In this clip, VanVleet uses the same concept. He follows his pass to Ibaka to create the separation from his defender that is needed to force the dropping big to commit. Once he does, he finds Ibaka and the Raptors attack closeouts.

New Wrinkles to Old Sets

  • The Raptors often run a high post entry, UCLA to flex action but never put much emphasis on the flex action (the point guard always sets a token screen and slips early) which finishes with the point guard sprinting back up the key into a DHO. However, in this game they scored twice off the flex action – I’ve combined both clips below:


  •  The other wrinkle I noticed was in the Spain (also known as Stack) ball screen action. In this clip below, you’ll notice Van Vleet creep up behind the dropping big like he’s going to set a back screen, which is the Spain action. However, he slips the screen and sprints to the 3 which causes Lin, his defender, to panic and sprint with him which effectively prevents Lin from digging or bluffing on the rolling big.


  • Delon Wright is starting to look like he is getting completely healthy -he looks fluid, and his explosiveness is returning. I also noticed an incredible pass he made in this game that I had to include in the breakdown:

Delon rejects the action and attacks downhill, when he gets tot he rim he recognizes the defense has collapsed and proceeds to leave his feet and throw a left handed, full speed, on time and on target to Ibaka behind him on the 3. Impressive vision and impressive skill.

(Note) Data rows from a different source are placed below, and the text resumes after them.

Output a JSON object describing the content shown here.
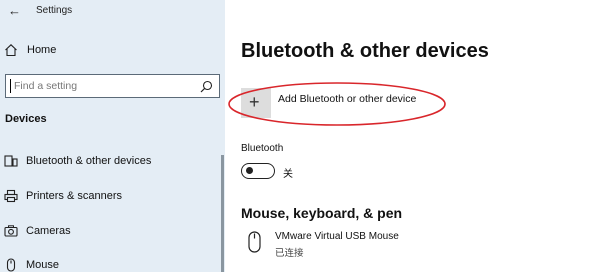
{
  "window": {
    "title": "Settings"
  },
  "sidebar": {
    "home_label": "Home",
    "search": {
      "placeholder": "Find a setting"
    },
    "section_label": "Devices",
    "items": [
      {
        "label": "Bluetooth & other devices",
        "icon": "bluetooth-devices-icon"
      },
      {
        "label": "Printers & scanners",
        "icon": "printer-icon"
      },
      {
        "label": "Cameras",
        "icon": "camera-icon"
      },
      {
        "label": "Mouse",
        "icon": "mouse-icon"
      }
    ]
  },
  "main": {
    "title": "Bluetooth & other devices",
    "add_device_label": "Add Bluetooth or other device",
    "bluetooth": {
      "heading": "Bluetooth",
      "state_label": "关",
      "enabled": false
    },
    "mouse_section": {
      "heading": "Mouse, keyboard, & pen",
      "devices": [
        {
          "name": "VMware Virtual USB Mouse",
          "status": "已连接"
        }
      ]
    }
  },
  "colors": {
    "sidebar_bg": "#e4edf5",
    "annotation": "#d9262b",
    "tile": "#dddddd"
  }
}
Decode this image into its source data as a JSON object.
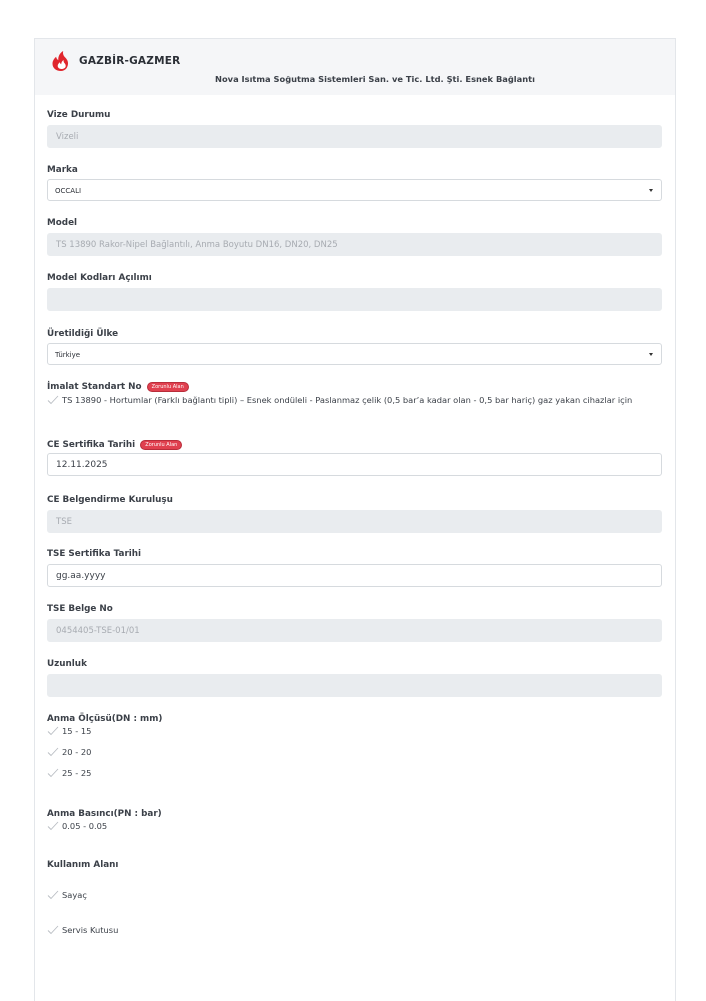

  • With regards to the separation I discussed above with Lowry and VanVleet on ball screens, this is something to keep an eye on as the season progresses. When the playoffs come around and games get very stagnant, offensive flow and freedom of movement is much harder to come by – which traditionally has not suited Lowry very well. He has made improvements in his ability to create in the half court, but how he continues to figure out ways to create separation in the half court as the season progresses is worth our attention.